JR東海がリニア改造車両の走行試験を開始

リニア中央新幹線

[ 2009年 4月 4日 土曜日 15時27分 ]

 2025年に首都圏―中京圏でのリニア中央新幹線開業を目指すJR東海は3日、山梨リニア実験線に営業運転を想定した改造車両を投入し、走行試験を開始した。2002年に導入したモデルに手を加え、車内空間を確保して居住性を向上させた。

 02年に製作した先頭車両のMLX―01―901Aと、中間車両のMLX―01―22Aを改良。先頭車両は先頭部を従来の約23メートルから約15メートルに短縮したほか、車体上部の両側をこれまでの円形から角形に変更。中間車両は、車体上部の両側を同じく角形に変えた。
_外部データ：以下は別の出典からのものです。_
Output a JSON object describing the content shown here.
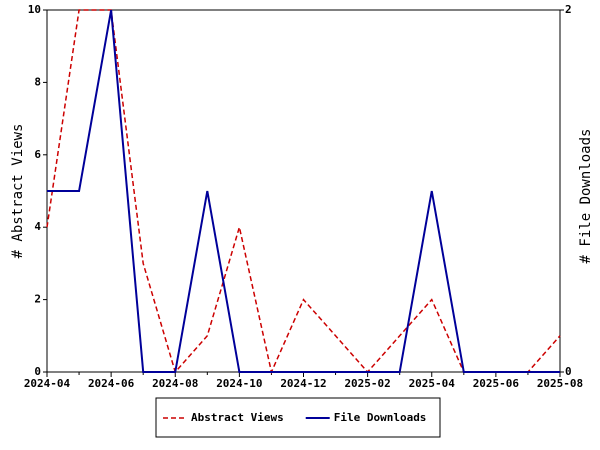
{
  "chart_data": {
    "type": "line",
    "x": [
      "2024-04",
      null,
      "2024-06",
      null,
      "2024-08",
      null,
      "2024-10",
      null,
      "2024-12",
      null,
      "2025-02",
      null,
      "2025-04",
      null,
      "2025-06",
      null,
      "2025-08"
    ],
    "y_label": "# Abstract Views",
    "y2_label": "# File Downloads",
    "ylim": [
      0,
      10
    ],
    "yticks": [
      0,
      2,
      4,
      6,
      8,
      10
    ],
    "y2lim": [
      0,
      2
    ],
    "y2ticks": [
      0,
      2
    ],
    "legend": "bottom",
    "series": [
      {
        "name": "Abstract Views",
        "color": "#cc0000",
        "dash": true,
        "values": [
          4,
          10,
          10,
          3,
          0,
          1,
          4,
          0,
          2,
          1,
          0,
          1,
          2,
          0,
          0,
          0,
          1
        ]
      },
      {
        "name": "File Downloads",
        "color": "#000099",
        "axis": "y2",
        "values": [
          1,
          1,
          2,
          0,
          0,
          1,
          0,
          0,
          0,
          0,
          0,
          0,
          1,
          0,
          0,
          0,
          0
        ]
      }
    ]
  }
}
 この日の午前10半から走行試験を開始。時速200キロで計十数回にわたり往復し、性能を確かめた。冬季期間中は試験を見合わせていたため、昨年11月21日以来4カ月ぶりの走行とあって、都留市の実験センターには報道陣のほか、多数のファンが集まり、疾走する車両の様子を見守った。

 試験後、同センターの遠藤泰和所長は「延伸工事・設備更新工事が本格化していくなかで、工事と試験行程の調整を図りながら、引き続き長期耐久性の検証やさまざまなデータ取得のための試験を実施していきたい」とコメントした。
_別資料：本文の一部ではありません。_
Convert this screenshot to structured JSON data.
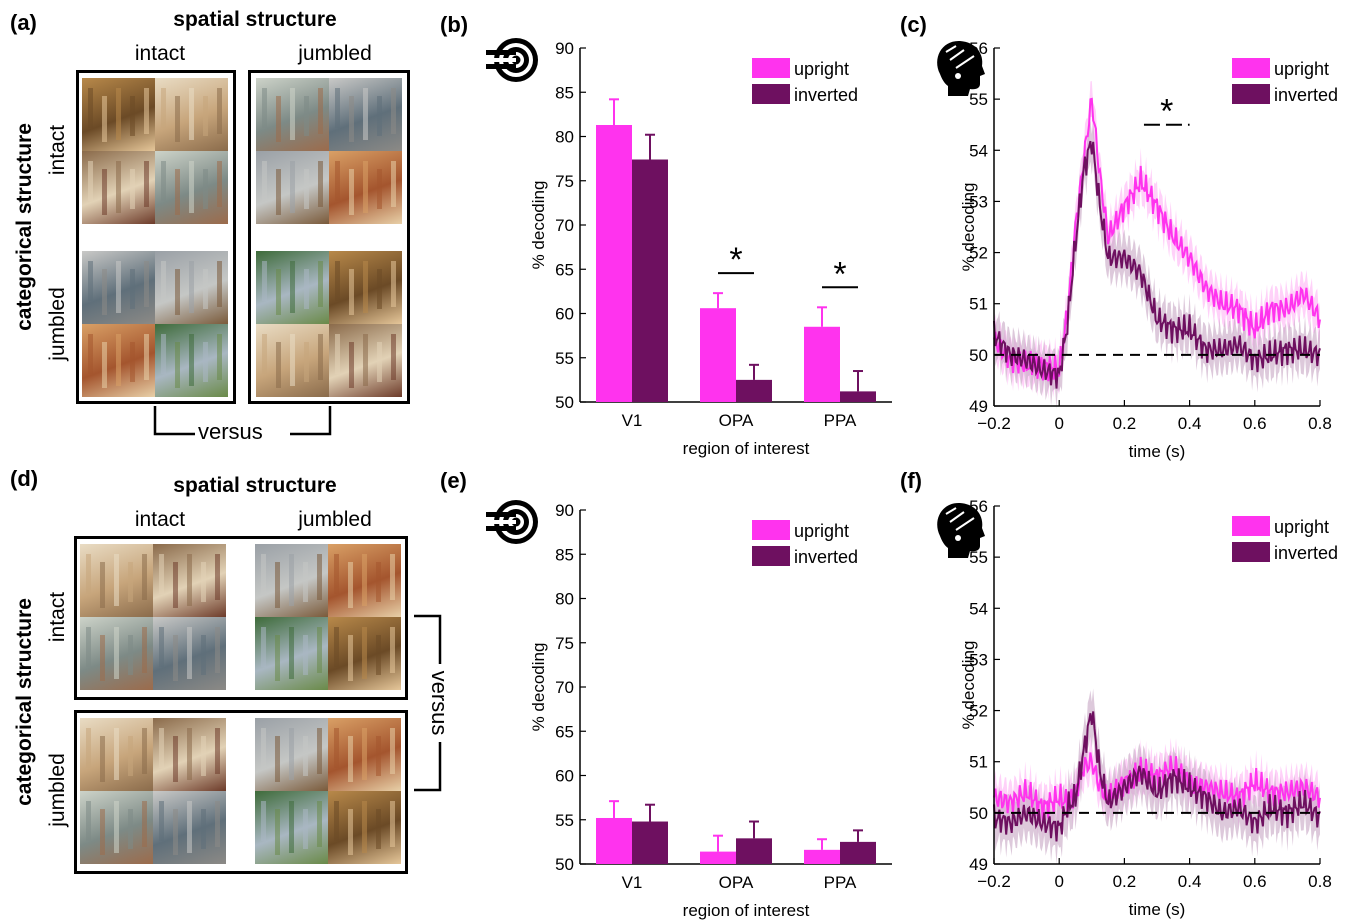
{
  "panels": {
    "a": "(a)",
    "b": "(b)",
    "c": "(c)",
    "d": "(d)",
    "e": "(e)",
    "f": "(f)"
  },
  "design": {
    "spatial_title": "spatial structure",
    "categorical_title": "categorical structure",
    "intact": "intact",
    "jumbled": "jumbled",
    "versus": "versus"
  },
  "icons": {
    "fmri": "fmri-target-icon",
    "eeg": "eeg-head-icon"
  },
  "colors": {
    "upright": "#ff33ee",
    "inverted": "#6e1060",
    "upright_band": "#ffb3f5",
    "inverted_band": "#c6a5c3"
  },
  "chart_data": [
    {
      "id": "b",
      "type": "bar",
      "categories": [
        "V1",
        "OPA",
        "PPA"
      ],
      "series": [
        {
          "name": "upright",
          "values": [
            81.3,
            60.6,
            58.5
          ],
          "errors": [
            2.9,
            1.7,
            2.2
          ]
        },
        {
          "name": "inverted",
          "values": [
            77.4,
            52.5,
            51.2
          ],
          "errors": [
            2.8,
            1.7,
            2.3
          ]
        }
      ],
      "xlabel": "region of interest",
      "ylabel": "% decoding",
      "ylim": [
        50,
        90
      ],
      "yticks": [
        50,
        55,
        60,
        65,
        70,
        75,
        80,
        85,
        90
      ],
      "legend": "top-right",
      "annotations": [
        {
          "text": "*",
          "category": "OPA"
        },
        {
          "text": "*",
          "category": "PPA"
        }
      ]
    },
    {
      "id": "c",
      "type": "line",
      "x": [
        -0.2,
        -0.15,
        -0.1,
        -0.05,
        0,
        0.025,
        0.05,
        0.075,
        0.1,
        0.125,
        0.15,
        0.2,
        0.25,
        0.3,
        0.35,
        0.4,
        0.45,
        0.5,
        0.55,
        0.6,
        0.65,
        0.7,
        0.75,
        0.8
      ],
      "series": [
        {
          "name": "upright",
          "values": [
            50.3,
            49.9,
            49.8,
            49.8,
            49.7,
            50.8,
            52.5,
            53.8,
            55.0,
            53.5,
            52.3,
            52.9,
            53.4,
            52.9,
            52.3,
            51.9,
            51.3,
            51.0,
            50.9,
            50.5,
            50.9,
            50.9,
            51.2,
            50.7
          ],
          "sem": 0.35
        },
        {
          "name": "inverted",
          "values": [
            50.4,
            50.0,
            49.9,
            49.7,
            49.6,
            50.6,
            52.2,
            53.6,
            54.2,
            52.9,
            51.9,
            51.9,
            51.6,
            50.7,
            50.5,
            50.5,
            50.1,
            50.1,
            50.2,
            49.9,
            50.0,
            50.1,
            50.1,
            50.0
          ],
          "sem": 0.4
        }
      ],
      "xlabel": "time (s)",
      "ylabel": "% decoding",
      "xlim": [
        -0.2,
        0.8
      ],
      "ylim": [
        49,
        56
      ],
      "xticks": [
        -0.2,
        0,
        0.2,
        0.4,
        0.6,
        0.8
      ],
      "xtick_labels": [
        "−0.2",
        "0",
        "0.2",
        "0.4",
        "0.6",
        "0.8"
      ],
      "yticks": [
        49,
        50,
        51,
        52,
        53,
        54,
        55,
        56
      ],
      "chance": 50,
      "legend": "top-right",
      "annotations": [
        {
          "text": "*",
          "x_range": [
            0.26,
            0.4
          ]
        }
      ]
    },
    {
      "id": "e",
      "type": "bar",
      "categories": [
        "V1",
        "OPA",
        "PPA"
      ],
      "series": [
        {
          "name": "upright",
          "values": [
            55.2,
            51.4,
            51.6
          ],
          "errors": [
            1.9,
            1.8,
            1.2
          ]
        },
        {
          "name": "inverted",
          "values": [
            54.8,
            52.9,
            52.5
          ],
          "errors": [
            1.9,
            1.9,
            1.3
          ]
        }
      ],
      "xlabel": "region of interest",
      "ylabel": "% decoding",
      "ylim": [
        50,
        90
      ],
      "yticks": [
        50,
        55,
        60,
        65,
        70,
        75,
        80,
        85,
        90
      ],
      "legend": "top-right"
    },
    {
      "id": "f",
      "type": "line",
      "x": [
        -0.2,
        -0.15,
        -0.1,
        -0.05,
        0,
        0.025,
        0.05,
        0.075,
        0.1,
        0.125,
        0.15,
        0.2,
        0.25,
        0.3,
        0.35,
        0.4,
        0.45,
        0.5,
        0.55,
        0.6,
        0.65,
        0.7,
        0.75,
        0.8
      ],
      "series": [
        {
          "name": "upright",
          "values": [
            50.3,
            50.2,
            50.4,
            50.1,
            50.3,
            50.2,
            50.4,
            50.9,
            51.0,
            50.5,
            50.3,
            50.6,
            50.8,
            50.7,
            50.9,
            50.6,
            50.5,
            50.4,
            50.3,
            50.6,
            50.4,
            50.4,
            50.5,
            50.3
          ],
          "sem": 0.35
        },
        {
          "name": "inverted",
          "values": [
            49.9,
            49.8,
            50.0,
            49.8,
            49.7,
            50.1,
            50.3,
            51.2,
            52.0,
            50.8,
            50.2,
            50.5,
            50.8,
            50.4,
            50.7,
            50.5,
            50.3,
            50.0,
            50.1,
            49.8,
            50.1,
            50.0,
            50.2,
            49.9
          ],
          "sem": 0.45
        }
      ],
      "xlabel": "time (s)",
      "ylabel": "% decoding",
      "xlim": [
        -0.2,
        0.8
      ],
      "ylim": [
        49,
        56
      ],
      "xticks": [
        -0.2,
        0,
        0.2,
        0.4,
        0.6,
        0.8
      ],
      "xtick_labels": [
        "−0.2",
        "0",
        "0.2",
        "0.4",
        "0.6",
        "0.8"
      ],
      "yticks": [
        49,
        50,
        51,
        52,
        53,
        54,
        55,
        56
      ],
      "chance": 50,
      "legend": "top-right"
    }
  ]
}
 実験線では02年に新型車両を投入し、営業線用車両へ発展させるための試験を重ねていた。今回はこれまで取得した各種データを元に、さらなる車内空間の確保や居住性の向上を目指した。

 リニアの技術開発をめぐっては、05年3月に国土交通省の実用技術評価委員会が「実用化の基盤技術が確立した」と評価。現在は、さらなる長期耐久性の検証や設備更新・延伸工事の設備仕様策定に向けた走行試験、技術開発を繰り返している。
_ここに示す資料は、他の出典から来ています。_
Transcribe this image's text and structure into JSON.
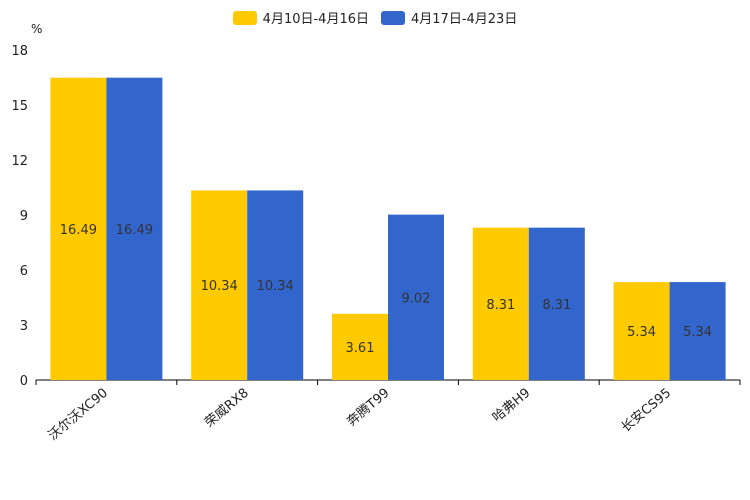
{
  "chart_data": {
    "type": "bar",
    "ylabel": "%",
    "ylim": [
      0,
      18
    ],
    "yticks": [
      0,
      3,
      6,
      9,
      12,
      15,
      18
    ],
    "categories": [
      "沃尔沃XC90",
      "荣威RX8",
      "奔腾T99",
      "哈弗H9",
      "长安CS95"
    ],
    "series": [
      {
        "name": "4月10日-4月16日",
        "color": "#FFCA00",
        "values": [
          16.49,
          10.34,
          3.61,
          8.31,
          5.34
        ]
      },
      {
        "name": "4月17日-4月23日",
        "color": "#3366CC",
        "values": [
          16.49,
          10.34,
          9.02,
          8.31,
          5.34
        ]
      }
    ],
    "legend_position": "top-center",
    "grid": false
  }
}
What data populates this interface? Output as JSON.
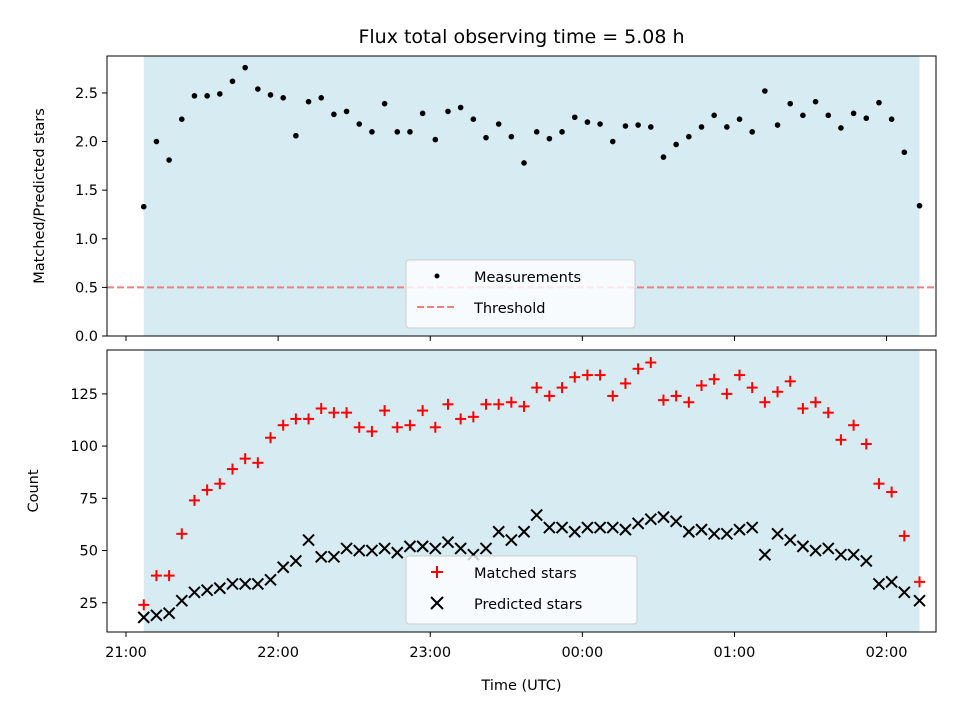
{
  "chart_data": [
    {
      "type": "scatter",
      "title": "Flux total observing time = 5.08 h",
      "xlabel": "",
      "ylabel": "Matched/Predicted stars",
      "ylim": [
        0,
        2.88
      ],
      "yticks": [
        "0.0",
        "0.5",
        "1.0",
        "1.5",
        "2.0",
        "2.5"
      ],
      "ytick_values": [
        0,
        0.5,
        1.0,
        1.5,
        2.0,
        2.5
      ],
      "shaded_span_minutes": [
        7,
        313
      ],
      "threshold": 0.5,
      "legend_position": "lower center",
      "series": [
        {
          "name": "Measurements",
          "marker": "dot",
          "color": "#000000",
          "x": [
            7,
            12,
            17,
            22,
            27,
            32,
            37,
            42,
            47,
            52,
            57,
            62,
            67,
            72,
            77,
            82,
            87,
            92,
            97,
            102,
            107,
            112,
            117,
            122,
            127,
            132,
            137,
            142,
            147,
            152,
            157,
            162,
            167,
            172,
            177,
            182,
            187,
            192,
            197,
            202,
            207,
            212,
            217,
            222,
            227,
            232,
            237,
            242,
            247,
            252,
            257,
            262,
            267,
            272,
            277,
            282,
            287,
            292,
            297,
            302,
            307,
            313
          ],
          "y": [
            1.33,
            2.0,
            1.81,
            2.23,
            2.47,
            2.47,
            2.49,
            2.62,
            2.76,
            2.54,
            2.48,
            2.45,
            2.06,
            2.41,
            2.45,
            2.28,
            2.31,
            2.18,
            2.1,
            2.39,
            2.1,
            2.1,
            2.29,
            2.02,
            2.31,
            2.35,
            2.23,
            2.04,
            2.18,
            2.05,
            1.78,
            2.1,
            2.03,
            2.1,
            2.25,
            2.2,
            2.18,
            2.0,
            2.16,
            2.17,
            2.15,
            1.84,
            1.97,
            2.05,
            2.15,
            2.27,
            2.15,
            2.23,
            2.1,
            2.52,
            2.17,
            2.39,
            2.27,
            2.41,
            2.27,
            2.14,
            2.29,
            2.24,
            2.4,
            2.23,
            1.89,
            1.34
          ]
        },
        {
          "name": "Threshold",
          "marker": "dashed-line",
          "color": "#f08080"
        }
      ]
    },
    {
      "type": "scatter",
      "title": "",
      "xlabel": "Time (UTC)",
      "ylabel": "Count",
      "ylim": [
        11,
        146
      ],
      "yticks": [
        "25",
        "50",
        "75",
        "100",
        "125"
      ],
      "ytick_values": [
        25,
        50,
        75,
        100,
        125
      ],
      "xticks": [
        "21:00",
        "22:00",
        "23:00",
        "00:00",
        "01:00",
        "02:00"
      ],
      "xtick_minutes": [
        0,
        60,
        120,
        180,
        240,
        300
      ],
      "xlim_minutes": [
        -7.5,
        319.5
      ],
      "shaded_span_minutes": [
        7,
        313
      ],
      "legend_position": "lower center",
      "series": [
        {
          "name": "Matched stars",
          "marker": "plus",
          "color": "#ff0000",
          "x": [
            7,
            12,
            17,
            22,
            27,
            32,
            37,
            42,
            47,
            52,
            57,
            62,
            67,
            72,
            77,
            82,
            87,
            92,
            97,
            102,
            107,
            112,
            117,
            122,
            127,
            132,
            137,
            142,
            147,
            152,
            157,
            162,
            167,
            172,
            177,
            182,
            187,
            192,
            197,
            202,
            207,
            212,
            217,
            222,
            227,
            232,
            237,
            242,
            247,
            252,
            257,
            262,
            267,
            272,
            277,
            282,
            287,
            292,
            297,
            302,
            307,
            313
          ],
          "y": [
            24,
            38,
            38,
            58,
            74,
            79,
            82,
            89,
            94,
            92,
            104,
            110,
            113,
            113,
            118,
            116,
            116,
            109,
            107,
            117,
            109,
            110,
            117,
            109,
            120,
            113,
            114,
            120,
            120,
            121,
            119,
            128,
            124,
            128,
            133,
            134,
            134,
            124,
            130,
            137,
            140,
            122,
            124,
            121,
            129,
            132,
            125,
            134,
            128,
            121,
            126,
            131,
            118,
            121,
            116,
            103,
            110,
            101,
            82,
            78,
            57,
            35
          ]
        },
        {
          "name": "Predicted stars",
          "marker": "x",
          "color": "#000000",
          "x": [
            7,
            12,
            17,
            22,
            27,
            32,
            37,
            42,
            47,
            52,
            57,
            62,
            67,
            72,
            77,
            82,
            87,
            92,
            97,
            102,
            107,
            112,
            117,
            122,
            127,
            132,
            137,
            142,
            147,
            152,
            157,
            162,
            167,
            172,
            177,
            182,
            187,
            192,
            197,
            202,
            207,
            212,
            217,
            222,
            227,
            232,
            237,
            242,
            247,
            252,
            257,
            262,
            267,
            272,
            277,
            282,
            287,
            292,
            297,
            302,
            307,
            313
          ],
          "y": [
            18,
            19,
            20,
            26,
            30,
            31,
            32,
            34,
            34,
            34,
            36,
            42,
            45,
            55,
            47,
            47,
            51,
            50,
            50,
            51,
            49,
            52,
            52,
            51,
            54,
            51,
            48,
            51,
            59,
            55,
            59,
            67,
            61,
            61,
            59,
            61,
            61,
            61,
            60,
            63,
            65,
            66,
            64,
            59,
            60,
            58,
            58,
            60,
            61,
            48,
            58,
            55,
            52,
            50,
            51,
            48,
            48,
            45,
            34,
            35,
            30,
            26
          ]
        }
      ]
    }
  ]
}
 また、昨年からは総延長を現在の先行区間18・4キロから42・8キロに延伸する計画がスタート。同社は今年度、前年度比110億円増の230億円を建設費として投じる。

 ルートは中央新幹線の一部になる見通しで、42・8キロの距離は、直線ルートの場合の総延長(290キロ)の7分の1を占める。

 同社は2013年の延伸完了を目指しているが、松本正之社長は「早める努力をしている」と話している。